Bir Aşkın, Bir Tutkunun Ardından Giden Bir Ömür/ 5

Risâle-i Nur Külliyatından el yazması kitaplar, bazıları Üstad tarafından tashih edilmiş, bu kitaplar Denizli hapsi gazisi olarak isimlendirilmektedir

Telifleriniz ilgili sahada yapılan ilmi çalışmalara kaynaklık teşkil ediyor mu? Sizin çalışmalarınız ilmi bir metodolojiyi takip ediyor mu?

KAYNAK GÖSTERMEYENLERE GÖNÜL KOYUYORUM, GÜCENİYORUM

Daha önce kısmen bahsetmiştim. Hadis usulü hakkında biraz araştırmam olmuştu benim. Olabildiğince çalışmalarımı belgeli, kaynaklı şekilde kaydetmeye çalıştım. Ravi, yer, zaman, tarih, başka şahitler, fotoğraf, belge, alıntı yeri gibi hususlara dikkat etmeye çalıştım.

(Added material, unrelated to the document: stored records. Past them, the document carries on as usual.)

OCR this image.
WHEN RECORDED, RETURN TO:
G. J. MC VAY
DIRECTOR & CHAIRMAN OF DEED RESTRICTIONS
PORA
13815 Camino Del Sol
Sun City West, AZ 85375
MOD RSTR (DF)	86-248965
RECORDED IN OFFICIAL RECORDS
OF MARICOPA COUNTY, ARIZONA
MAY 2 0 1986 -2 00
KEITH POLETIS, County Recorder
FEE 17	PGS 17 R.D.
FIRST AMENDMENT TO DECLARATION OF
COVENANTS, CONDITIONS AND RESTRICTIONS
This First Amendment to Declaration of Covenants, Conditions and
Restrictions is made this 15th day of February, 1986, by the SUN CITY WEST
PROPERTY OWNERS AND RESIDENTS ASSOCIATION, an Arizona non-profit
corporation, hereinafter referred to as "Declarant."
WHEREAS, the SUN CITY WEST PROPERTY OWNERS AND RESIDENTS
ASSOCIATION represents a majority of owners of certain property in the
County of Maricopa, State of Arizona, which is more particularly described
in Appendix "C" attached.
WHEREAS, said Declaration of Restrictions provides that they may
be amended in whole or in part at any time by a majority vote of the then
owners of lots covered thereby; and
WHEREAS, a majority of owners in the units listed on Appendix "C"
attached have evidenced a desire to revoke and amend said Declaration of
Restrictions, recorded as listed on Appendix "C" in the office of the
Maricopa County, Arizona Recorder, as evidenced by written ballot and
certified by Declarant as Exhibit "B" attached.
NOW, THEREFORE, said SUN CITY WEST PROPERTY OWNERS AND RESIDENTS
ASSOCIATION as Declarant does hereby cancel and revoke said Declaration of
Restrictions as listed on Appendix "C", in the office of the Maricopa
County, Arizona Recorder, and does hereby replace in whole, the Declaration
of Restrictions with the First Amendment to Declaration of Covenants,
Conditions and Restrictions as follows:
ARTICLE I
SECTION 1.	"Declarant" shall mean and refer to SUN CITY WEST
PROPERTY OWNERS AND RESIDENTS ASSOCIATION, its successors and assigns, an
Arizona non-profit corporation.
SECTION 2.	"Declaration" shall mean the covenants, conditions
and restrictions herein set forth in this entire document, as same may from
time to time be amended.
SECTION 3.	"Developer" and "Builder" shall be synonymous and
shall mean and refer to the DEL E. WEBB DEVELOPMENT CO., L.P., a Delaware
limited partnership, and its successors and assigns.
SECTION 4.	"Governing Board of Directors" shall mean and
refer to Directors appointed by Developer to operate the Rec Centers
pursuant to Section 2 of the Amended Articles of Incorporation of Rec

Tabii bizim çalışmamız sahada oldu. Her şeyi tam araştırıp belgeleyip ispatlama imkânımız olmuyordu, olmazdı. Biz alandan malzeme topluyoruz, bilgi, belge, doküman topluyoruz. Tarihe not düşüyoruz ki, ileride gelecek olan araştırmacılara kaynak olsun bu arşiv kayıtları.

Risâle-i Nur ve Bediüzzaman ile ilgili yazılar yazan hemen bütün araştırmacılar, kitaplarımızdan alıntı yapıyorlar. Kaynak gösterenler var göstermeyenler var. Kaynak göstermeyenlere gönül koyuyorum, onlara güceniyorum doğrusu. Kul hakkıdır, yapmasınlar bunu. Hem bir itiraz geldiğinde bunun cevabını ben verebilirim yanlışlık varsa ben tashih ederim. Hata yapmanın manevi mesuliyeti de var bu hizmetin…

 

Biraz duygusal belki de kişisel bir soru olacak lakin sormadan geçmek istemiyorum pek çok kişinin duyma ihtimali artık kalmamış, tarih olmuş nice enteresan bilgilerin birinci ağızlardan yaşayan tanığısınız bu durum etrafınızdaki insanlarda bir heyecan oluşturuyor mu yoksa bir ülfet perdesi bu durumu gölgeliyor mu?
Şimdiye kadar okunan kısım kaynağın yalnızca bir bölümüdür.